Play ransomware actors are using a new exploit method to bypass Microsoft's ProxyNotShell mitigations and gain initial access to Exchange servers, according to new research from CrowdStrike.

ProxyNotShell consists of two Microsoft Exchange Server vulnerabilities that were exploited in the wild prior to public disclosure in September. Attackers chained a server-side-request forgery (SSRF) flaw, tracked as CVE-2022-41040, and a remote code execution vulnerability that was assigned CVE-2022-41802 to gain access to users' systems.

While Microsoft released URL rewrite mitigations for the Autodiscover endpoint in response to ProxyNotShell, Play ransomware actors found a workaround. Now Exchange may be at the center of another potentially significant wave of attacks.

Brian Pitchford, CrowdStrike incident response consultant; Erik Iker, incident response services manager; and security researcher Nicolas Zilio detailed the new risk to enterprises in a blog post Tuesday. The research showed how operators behind Play ransomware leveraged CVE-2022-41080 with one of the ProxyNotShell flaws, CVE-2022-41082, to achieve remote code execution through Outlook Web Access (OWA). CrowdStrike calls the exploit method "OWASSRF."

"The discovery was part of recent CrowdStrike Services investigations into several Play ransomware intrusions where the common entry vector was confirmed to be Microsoft Exchange," Pitchford, Ilker and Zilio wrote in the blog post. "After initial access via this new exploit method, the threat actor leveraged legitimate Plink and AnyDesk executables to maintain access, and performed anti-forensics techniques on the Microsoft Exchange server in an attempt to hide their activity."

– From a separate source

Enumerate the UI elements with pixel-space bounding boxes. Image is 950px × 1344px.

Microsoft's vulnerability guide classifies CVE-2022-41080 as a Microsoft Exchange Server elevation of privilege flaw that requires low attack complexity with no user interaction. Because CVE-2022-41080 shares the same common vulnerability scoring system rating with CVE-2022-41040 and was marked "exploited more likely" by Microsoft, CrowdStrike assessed with high likeliness that the new technique was tied to the flaw.

Subsequently, CrowdStrike confirmed that CVE-2022-41080 was not exploited to gain initial access but was used in conjunction with the ProxyNotShell flaw to bypass Microsoft's mitigations. Essentially, the new tactic eliminates the need to use the Autodiscover endpoint to reach the PowerShell remoting service. When addressing ProxyNotShell in September, Microsoft confirmed successful attacks required PowerShell access.

"Instead, it appeared that corresponding requests were made directly through the Outlook Web Application (OWA) endpoint, indicating a previously undisclosed exploit method for Exchange," the blog read.

The researchers said CrowdStrike Services has investigated "several Play ransomware intrusions" where the OWASSRF exploit technique was used, though it's unclear how many attacks have been committed so far. CrowdStrike told TechTarget Editorial it is unable to disclose the exact number.

In a blog post published on Wednesday, Rapid7 said it has "responded to an increase in the number of Microsoft Exchange server compromises" connected to the OWASSRF method. Rapid7 urged users to install the latest Exchange update immediately and warned them not to rely on the Microsoft rewrite mitigation, noting that patched servers do not appear to be vulnerable.

After testing patched and unpatched systems, CrowdStrike urged organizations to apply the November 8 Patch Tuesday fix, named KB5019758, for Exchange systems to prevent exploitation. If organizations are unable to patch immediately, the vendor recommended disabling OWA entirely.

Attacks against Microsoft Exchange Server have grown in frequency over the last year as vulnerabilities were exploited by threat actors and the Chinese nation-state group known as Hafnium, prior to public disclosure in several instances.

Earlier this month, Rackspace, a cloud hosting provider, confirmed it suffered a ransomware attack on Dec. 2 that caused disruptions for its hosted Microsoft Exchange services. In an update posted to its website on Dec. 9, Rackspace said it engaged CrowdStrike's incident response team immediately following the attack. CrowdStrike's investigation confirmed the incident was "limited solely to the Hosted Exchange Email business."

While Rackspace confirmed the ransomware incident, the cloud provider has not commented on other details of the attack, including the initial vector, the type of ransomware and whether a ransom was paid.